- [pdf] [supp]
CMT-Co: Contrastive Learning with Character Movement Task for Handwritten Text Recognition
Mainstream handwritten text recognition (HTR) approaches require large-scale labeled data for training to achieve satisfactory performance. Recently, contrastive learning has been introduced to perform self-supervised training on unlabeled data to improve representational capacity. It minimizes the distance between the positive pairs while maximizing their distance to the negative ones. Previous studies typically consider each frame or a fixed window of frames in a sequential feature map as a separate instance for contrastive learning. However, owing to the arbitrariness of handwriting and the diversity of word length, such modeling may contain the information of multiple consecutive characters or an over-segmented sub-character, which may confuse the model to perceive semantic clues information.
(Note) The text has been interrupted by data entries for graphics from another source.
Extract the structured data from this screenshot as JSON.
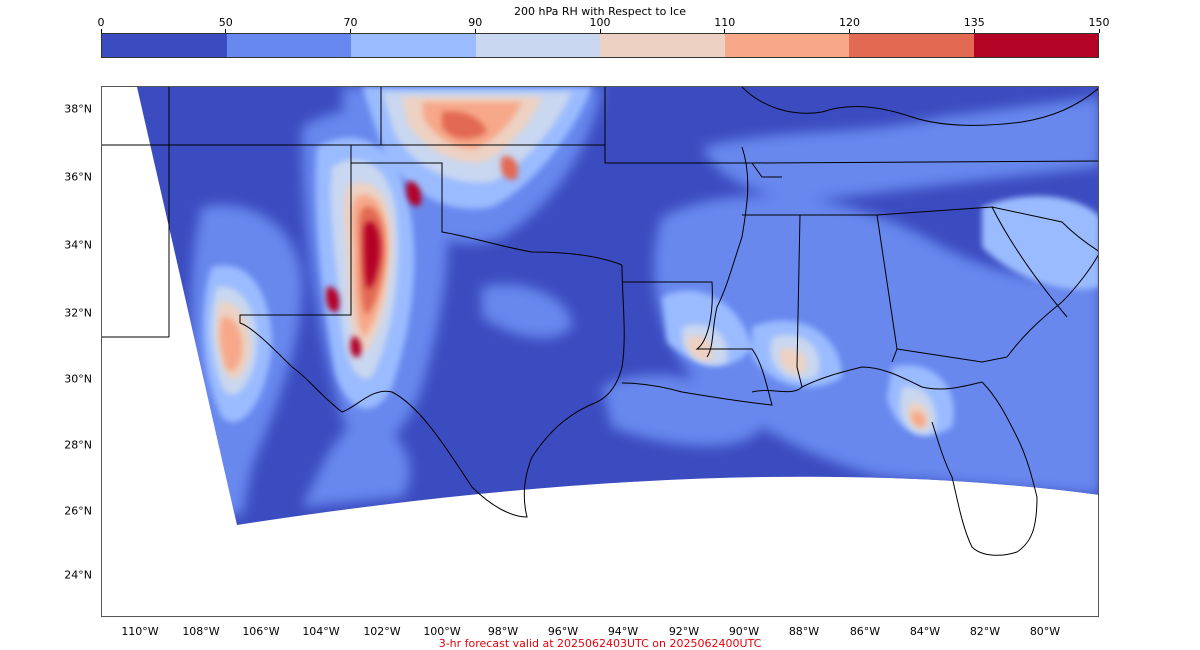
{
  "colorbar": {
    "title": "200 hPa RH with Respect to Ice",
    "ticks": [
      "0",
      "50",
      "70",
      "90",
      "100",
      "110",
      "120",
      "135",
      "150"
    ],
    "colors": [
      "#3b4cc0",
      "#6788ee",
      "#9abbff",
      "#c9d7f0",
      "#edd1c2",
      "#f7a889",
      "#e26952",
      "#b40426"
    ]
  },
  "map": {
    "lat_labels": [
      "38°N",
      "36°N",
      "34°N",
      "32°N",
      "30°N",
      "28°N",
      "26°N",
      "24°N"
    ],
    "lon_labels": [
      "110°W",
      "108°W",
      "106°W",
      "104°W",
      "102°W",
      "100°W",
      "98°W",
      "96°W",
      "94°W",
      "92°W",
      "90°W",
      "88°W",
      "86°W",
      "84°W",
      "82°W",
      "80°W"
    ],
    "field_background": "#3b4cc0"
  },
  "caption": "3-hr forecast valid at 2025062403UTC on 2025062400UTC"
}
To address this issue, in this paper, we design a character-level pretext task termed Character Movement Task, to assist word-level contrastive learning, namely CMT-Co. It moves the characters in a word to generate artifacts and guides the model to perceive the text content by using the moving direction and distance as supervision. In addition, we customize a data augmentation strategy specifically for handwritten text, which significantly contributes to the construction of training pairs for contrastive learning. Experiments have shown that the proposed CMT-Co achieves competitive or even superior performance compared to previous methods on public handwritten benchmarks.